The standardized objective corresponds to the original one expressed as a cost function to minimize. A
BaseDriverLibrary
works with this standardized objective and theDatabase
stores its values. However, for convenience, it may be more relevant to log the expression and the values of the original objective.
Driver#
- class BaseDriverLibrary(algo_name)[source]
Base class for libraries of drivers.
- Parameters:
algo_name (str) -- The algorithm name.
- Raises:
KeyError -- When the algorithm is not in the library.
- class ApproximationMode(value)
The approximation derivation modes.
- CENTERED_DIFFERENCES = 'centered_differences'
The centered differences method used to approximate the Jacobians by perturbing each variable with a small real number.
- COMPLEX_STEP = 'complex_step'
The complex step method used to approximate the Jacobians by perturbing each variable with a small complex number.

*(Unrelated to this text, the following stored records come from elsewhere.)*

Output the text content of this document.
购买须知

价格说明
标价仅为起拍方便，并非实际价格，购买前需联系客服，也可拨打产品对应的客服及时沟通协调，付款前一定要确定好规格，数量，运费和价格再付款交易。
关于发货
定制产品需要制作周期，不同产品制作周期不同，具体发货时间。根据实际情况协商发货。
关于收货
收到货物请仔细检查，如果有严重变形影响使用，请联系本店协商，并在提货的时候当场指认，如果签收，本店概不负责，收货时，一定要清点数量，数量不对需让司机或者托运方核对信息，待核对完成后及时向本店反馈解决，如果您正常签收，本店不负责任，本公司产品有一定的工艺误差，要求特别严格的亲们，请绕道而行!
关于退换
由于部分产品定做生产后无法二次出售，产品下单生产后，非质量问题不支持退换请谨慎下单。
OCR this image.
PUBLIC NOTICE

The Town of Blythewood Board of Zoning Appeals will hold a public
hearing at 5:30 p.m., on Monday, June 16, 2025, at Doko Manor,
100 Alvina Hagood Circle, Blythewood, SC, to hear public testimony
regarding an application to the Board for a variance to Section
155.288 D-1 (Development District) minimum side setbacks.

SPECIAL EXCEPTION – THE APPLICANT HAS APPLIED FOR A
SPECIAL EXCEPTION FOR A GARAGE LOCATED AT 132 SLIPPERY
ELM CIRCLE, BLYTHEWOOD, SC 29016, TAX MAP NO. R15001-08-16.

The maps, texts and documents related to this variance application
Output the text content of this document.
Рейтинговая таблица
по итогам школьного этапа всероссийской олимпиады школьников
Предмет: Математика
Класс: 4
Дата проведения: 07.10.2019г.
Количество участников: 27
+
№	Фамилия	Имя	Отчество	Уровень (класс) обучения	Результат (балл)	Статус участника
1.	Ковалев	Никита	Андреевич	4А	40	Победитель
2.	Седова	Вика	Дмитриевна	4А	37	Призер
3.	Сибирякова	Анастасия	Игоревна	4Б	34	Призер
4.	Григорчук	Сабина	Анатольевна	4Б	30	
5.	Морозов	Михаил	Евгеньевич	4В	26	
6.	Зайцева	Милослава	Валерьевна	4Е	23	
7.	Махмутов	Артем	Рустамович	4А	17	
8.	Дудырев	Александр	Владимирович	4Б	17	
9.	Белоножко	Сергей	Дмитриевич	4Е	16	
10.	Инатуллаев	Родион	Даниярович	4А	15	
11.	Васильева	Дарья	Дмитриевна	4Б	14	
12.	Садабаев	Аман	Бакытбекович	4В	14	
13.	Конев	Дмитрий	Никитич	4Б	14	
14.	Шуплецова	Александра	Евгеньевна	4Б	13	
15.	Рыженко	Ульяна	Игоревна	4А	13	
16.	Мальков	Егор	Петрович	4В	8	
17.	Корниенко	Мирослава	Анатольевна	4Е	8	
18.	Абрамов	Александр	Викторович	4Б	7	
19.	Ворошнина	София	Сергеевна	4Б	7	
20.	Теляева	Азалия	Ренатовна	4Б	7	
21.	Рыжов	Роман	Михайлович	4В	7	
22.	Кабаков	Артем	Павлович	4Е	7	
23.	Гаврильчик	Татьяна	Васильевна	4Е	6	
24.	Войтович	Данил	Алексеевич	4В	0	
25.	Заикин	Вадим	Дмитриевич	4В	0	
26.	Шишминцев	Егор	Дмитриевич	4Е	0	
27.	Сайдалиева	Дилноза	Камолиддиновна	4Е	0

- FINITE_DIFFERENCES = 'finite_differences'
The finite differences method used to approximate the Jacobians by perturbing each variable with a small real number.
- class DifferentiationMethod(value)
The differentiation methods.
- CENTERED_DIFFERENCES = 'centered_differences'
- COMPLEX_STEP = 'complex_step'
- FINITE_DIFFERENCES = 'finite_differences'
- NO_DERIVATIVE = 'no_derivative'
- USER_GRAD = 'user'
- execute(problem, eval_obs_jac=False, skip_int_check=False, max_design_space_dimension_to_log=40, settings_model=None, **settings)[source]
Solve a problem with an algorithm from this library.
- Parameters:
problem (EvaluationProblem) -- The problem to be solved.
eval_obs_jac (bool) --
Whether to evaluate the Jacobian of the observables.
By default it is set to False.
skip_int_check (bool) --
Whether to skip the integer variable handling check of the selected algorithm.
By default it is set to False.
max_design_space_dimension_to_log (int) --
The maximum dimension of a design space to be logged. If this number is higher than the dimension of the design space then the design space will not be logged.
By default it is set to 40.
settings_model (BaseDriverSettings | None) -- The algorithm settings as a Pydantic model. If
None
, use**settings
.**settings (Any) -- The algorithm settings. These arguments are ignored when
settings_model
is notNone
.
- Returns:
The solution found by the algorithm.
- Return type:
- ALGORITHM_INFOS: ClassVar[dict[str, DriverDescription]] = {}
The description of the algorithms contained in the library.
- enable_progress_bar: bool = True
Whether to enable the progress bar in the evaluation log.